Annual Inflation RateIncome FunctionIntegral CalculusContinuous Compounding
Annual Inflation Rate
The annual inflation rate is an important economic concept used to measure the rate at which the general level of prices for goods and services rises, eroding purchasing power. In this exercise, we are provided with an inflation rate of 6%. This means that each year, the value of money declines by 6% compared to the previous year. Inflation affects how the future value of income is perceived in today's terms.

To calculate the present value, the inflation rate is used as a discount rate in the equation. Essentially, it is used to determine how much money in the future is worth in the present day.
  • Purchase Power: As inflation rises, each unit of currency buys fewer goods and services.
  • Discount Rate: In finance, the discount rate is used to calculate the present value of future cash flows, and when inflation is involved, it must be incorporated to adjust for the decreasing value.
  • Future vs. Present Value: High inflation decreases the present value of future income, while low inflation does the opposite.
Income Function
The income function in our exercise is given as a mathematical model that predicts income over time. It is expressed as: \(c = 5000 + 25t e^{t/10}\). Understanding this function involves recognizing the components and how they interact to represent an evolving stream of income.

- **Base Income**: The constant term \(5000\) represents a fixed base income level that does not change over time.
- **Variable Income**: The term \(25t e^{t/10}\) adds variability. The expression \(e^{t/10}\) indicates that income grows exponentially, with \(t\) affecting this growth. This part of the function boosts the income amount as the time \(t\) increases.
  • Exponential Growth: Represents scenarios where income increases rapidly after a certain period.
  • Linear Component: The \(25t\) term adds a linear growth alongside the exponential term.
Integral Calculus
Integral calculus is crucial for understanding present value calculations involving continuous income functions. Here, we employ the integral \(\int_0^{10} (5000 + 25t e^{t/10}) e^{-0.06t} dt\). This integral computes the total present value over a set time period.

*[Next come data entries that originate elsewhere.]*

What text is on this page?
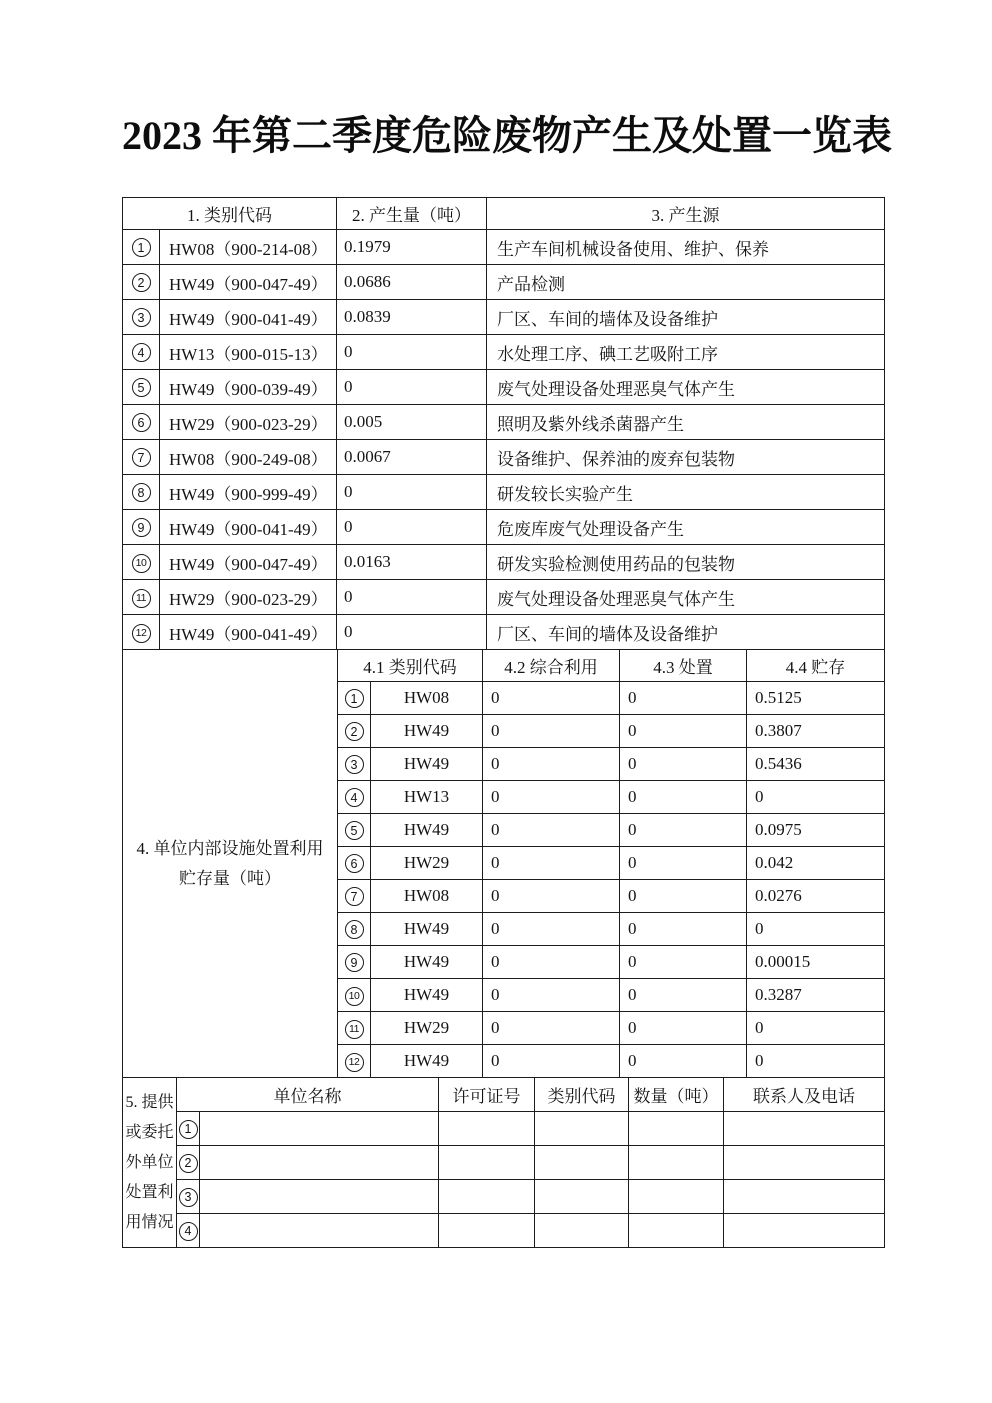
2023 年第二季度危险废物产生及处置一览表
1. 类别代码		2. 产生量（吨）	3. 产生源
1	HW08（900-214-08）	0.1979	生产车间机械设备使用、维护、保养
2	HW49（900-047-49）	0.0686	产品检测
3	HW49（900-041-49）	0.0839	厂区、车间的墙体及设备维护
4	HW13（900-015-13）	0	水处理工序、碘工艺吸附工序
5	HW49（900-039-49）	0	废气处理设备处理恶臭气体产生
6	HW29（900-023-29）	0.005	照明及紫外线杀菌器产生
7	HW08（900-249-08）	0.0067	设备维护、保养油的废弃包装物
8	HW49（900-999-49）	0	研发较长实验产生
9	HW49（900-041-49）	0	危废库废气处理设备产生
10	HW49（900-047-49）	0.0163	研发实验检测使用药品的包装物
11	HW29（900-023-29）	0	废气处理设备处理恶臭气体产生
12	HW49（900-041-49）	0	厂区、车间的墙体及设备维护
4. 单位内部设施处置利用
贮存量（吨）	4.1 类别代码		4.2 综合利用	4.3 处置	4.4 贮存
	1	HW08	0	0	0.5125
	2	HW49	0	0	0.3807
	3	HW49	0	0	0.5436
	4	HW13	0	0	0
	5	HW49	0	0	0.0975
	6	HW29	0	0	0.042
	7	HW08	0	0	0.0276
	8	HW49	0	0	0
	9	HW49	0	0	0.00015
	10	HW49	0	0	0.3287
	11	HW29	0	0	0
	12	HW49	0	0	0
5. 提供
或委托
外单位
处置利
用情况	单位名称		许可证号	类别代码	数量（吨）	联系人及电话
	1					
	2					
	3					
	4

Integrals are used to accumulate values that are continuously changing with respect to a variable. In our exercise, the integral calculus part helps in assessing the present-day value of money that varies over a duration.
  • Definite Integral: Here, it calculates the total accumulated present value as income flows over time.
  • Integral Evaluation: Sometimes requires advanced techniques or numerical methods for precise computation.
  • Limits of Integration: Defined as \(0\) to \(10\) in this context, indicating the years over which the income is considered.
Continuous Compounding
Continuous compounding is a concept in finance where interest is calculated and added to the principal balance at every possible instant. In the context of inflation and present value, it means continuously adjusting the income stream for inflation, taking a more fluid and fine-tuned approach when calculating present value.

When we say an income stream or investment is continuously compounded, it implies using the mathematical constant \(e\) as the base for the exponential term. In our calculation, the term \(e^{-0.06t}\) is derived from continuous compounding of the 6% inflation rate:
  • Exponential Adjustment: \(e^{-rt}\) is employed to lessen future values based on inflation.
  • Accuracy Advantage: More accurate reflection of small, constant changes in value due to compounding.
  • Time-Dependence: Incorporates the length of the investment or income span in a more precise calculation.